Nuove norme contro il cyberbullismo

Viviamo nella società della comunicazione: una grande opportunità che può nascondere anche dei pericoli. Tra questi, quelli di poter subire, nello spazio mediatico, discriminazioni, violenze o vere e proprie persecuzioni, con conseguenze anche drammatiche. Di questo si occupa un provvedimento appena approvato alla Camera sul “cyberbullismo”. Il provvedimento torna ora al Senato.
La misura pone strumenti a tutela e protezione di chi è vittima della gogna mediatica, ma soprattutto mette al primo posto il ruolo determinante della prevenzione attraverso l’educazione a un uso consapevole e responsabile della rete, richiamando alle proprie responsabilità anche gli operatori che forniscono servizi di social networking.
Il provvedimento prevede l’ammonimento del questore, sia per gli atti di bullismo che per il cyberbullismo puniti a querela.
La  disciplina è mutuata da quella, ormai già collaudata, dello stalking (art. 612- bis c.p.)  e risulta finalizzata sia ad evitare il ricorso alla sanzione penale che a rendere l’autore  consapevole del disvalore del proprio atto. Se l’ammonito è minorenne, il questore convoca con l’interessato almeno un genitore (o altro esercente la potestà genitoriale): la specifica finalità di questa misura è quella di far  percepire ai nostri ragazzi, soprattutto ai minori, un concetto concreto e reale: l’obbligo del rispetto della legalità, la responsabilità verso la propria vita e verso quella degli altri, in un’ottica, dunque, prettamente preventiva. Nella stessa ottica è prevista la confisca obbligatoria dei beni e degli strumenti informatici e telematici utilizzati per la commissione del reato.

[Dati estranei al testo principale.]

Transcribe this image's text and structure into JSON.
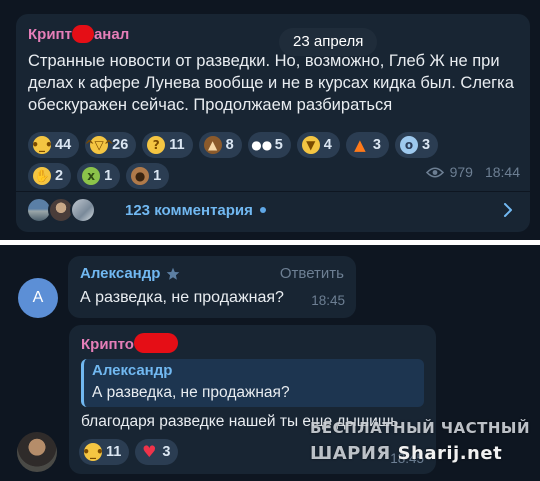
{
  "post": {
    "date": "23 апреля",
    "sender_start": "Крипт",
    "sender_end": "анал",
    "text": "Странные новости от разведки. Но, возможно, Глеб Ж не при делах к афере Лунева вообще и не в курсах кидка был. Слегка обескуражен сейчас. Продолжаем разбираться",
    "reactions_row1": [
      {
        "icon": "neutral-face-icon",
        "glyph": "😐",
        "count": "44"
      },
      {
        "icon": "rofl-face-icon",
        "glyph": "🤣",
        "count": "26"
      },
      {
        "icon": "thinking-face-icon",
        "glyph": "🤔",
        "count": "11"
      },
      {
        "icon": "poop-icon",
        "glyph": "💩",
        "count": "8"
      },
      {
        "icon": "eyes-icon",
        "glyph": "👀",
        "count": "5"
      },
      {
        "icon": "thumbs-down-icon",
        "glyph": "👎",
        "count": "4"
      },
      {
        "icon": "fire-icon",
        "glyph": "🔥",
        "count": "3"
      },
      {
        "icon": "fearful-face-icon",
        "glyph": "😨",
        "count": "3"
      }
    ],
    "reactions_row2": [
      {
        "icon": "handshake-icon",
        "glyph": "🤝",
        "count": "2"
      },
      {
        "icon": "nauseated-face-icon",
        "glyph": "🤮",
        "count": "1"
      },
      {
        "icon": "see-no-evil-monkey-icon",
        "glyph": "🙈",
        "count": "1"
      }
    ],
    "views": "979",
    "time": "18:44",
    "comments_label": "123 комментария"
  },
  "comment1": {
    "avatar_letter": "А",
    "author": "Александр",
    "reply_label": "Ответить",
    "text": "А разведка, не продажная?",
    "time": "18:45"
  },
  "comment2": {
    "author_start": "Крипто",
    "quote_author": "Александр",
    "quote_text": "А разведка, не продажная?",
    "text": "благодаря разведке нашей ты еще дышишь",
    "reactions": [
      {
        "icon": "neutral-face-icon",
        "glyph": "😐",
        "count": "11"
      },
      {
        "icon": "heart-icon",
        "glyph": "♥",
        "count": "3"
      }
    ],
    "time": "18:45"
  },
  "watermark": {
    "line1": "БЕСПЛАТНЫЙ ЧАСТНЫЙ",
    "line2_word": "ШАРИЯ",
    "line2_site": "Sharij.net"
  },
  "colors": {
    "background": "#0e1621",
    "bubble": "#182533",
    "channel_name": "#e57eb8",
    "link_blue": "#71b8f1",
    "redaction": "#e50e16"
  }
}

Relativamente agli atti persecutori commessi mediate strumenti informatici o telematici  si prevede una pena individuata in via autonoma da un anno a sei anni e delle condotte specifiche come la sostituzione della propria all’altrui persona e l’invio di messaggi o la divulgazione di testi o immagini, ovvero mediante la diffusione di dati sensibili, immagini o informazioni private, carpiti attraverso artifici, raggiri o minacce o comunque detenuti, o ancora mediante la realizzazione o divulgazione di documenti contenenti la registrazione di fatti di violenza o di minaccia. Attualmente lo stalking commesso per via informatica o telematica è sanzionato infatti  con un aumento della pena massima di cinque anni.
La discussione in Aula della proposta di legge è stata caratterizzata da riflessioni che hanno tenuto conto di posizioni e sensibilità diverse.
Il percorso della legge è stato condiviso fin dal suo inizio, con un tavolo tecnico composto dalle associazioni che si occupano di tutela dei minori e delle vittime vulnerabili  e dai rappresentanti delle maggiori piattaforme di social network e che oggi permette  di arrivare ad un testo completo, che rappresenta  il primo tentativo compiuto dal legislatore per dare uno strumento di tutela a chi è vittima di comportamenti vessatori e di emarginazione compiuti anche attraverso un suo distorto e violento della rete, che invece  deve poter continuare a rimanere uno spazio di libertà, rispetto e  conoscenza.
E’ stato mantenuto l’impianto relativo alla attività di  prevenzione ma è stata rafforzata l’efficacia di alcune norme. Di fronte a giovani adulti  che perseguitati da atti  di bullismo via internet arrivano a togliersi la vita, parlare solo di prevenzione, che pure rimane centrale nel testo, è apparso insufficiente. Le norme riguarderanno, infatti tutte le condotte di bullismo e di cyberbullismo, e non saranno solo i minorenni bensì tutte le vittime di cyberbullismo a poter ottenere l’oscuramento o la rimozione dei contenuti online che le feriscono.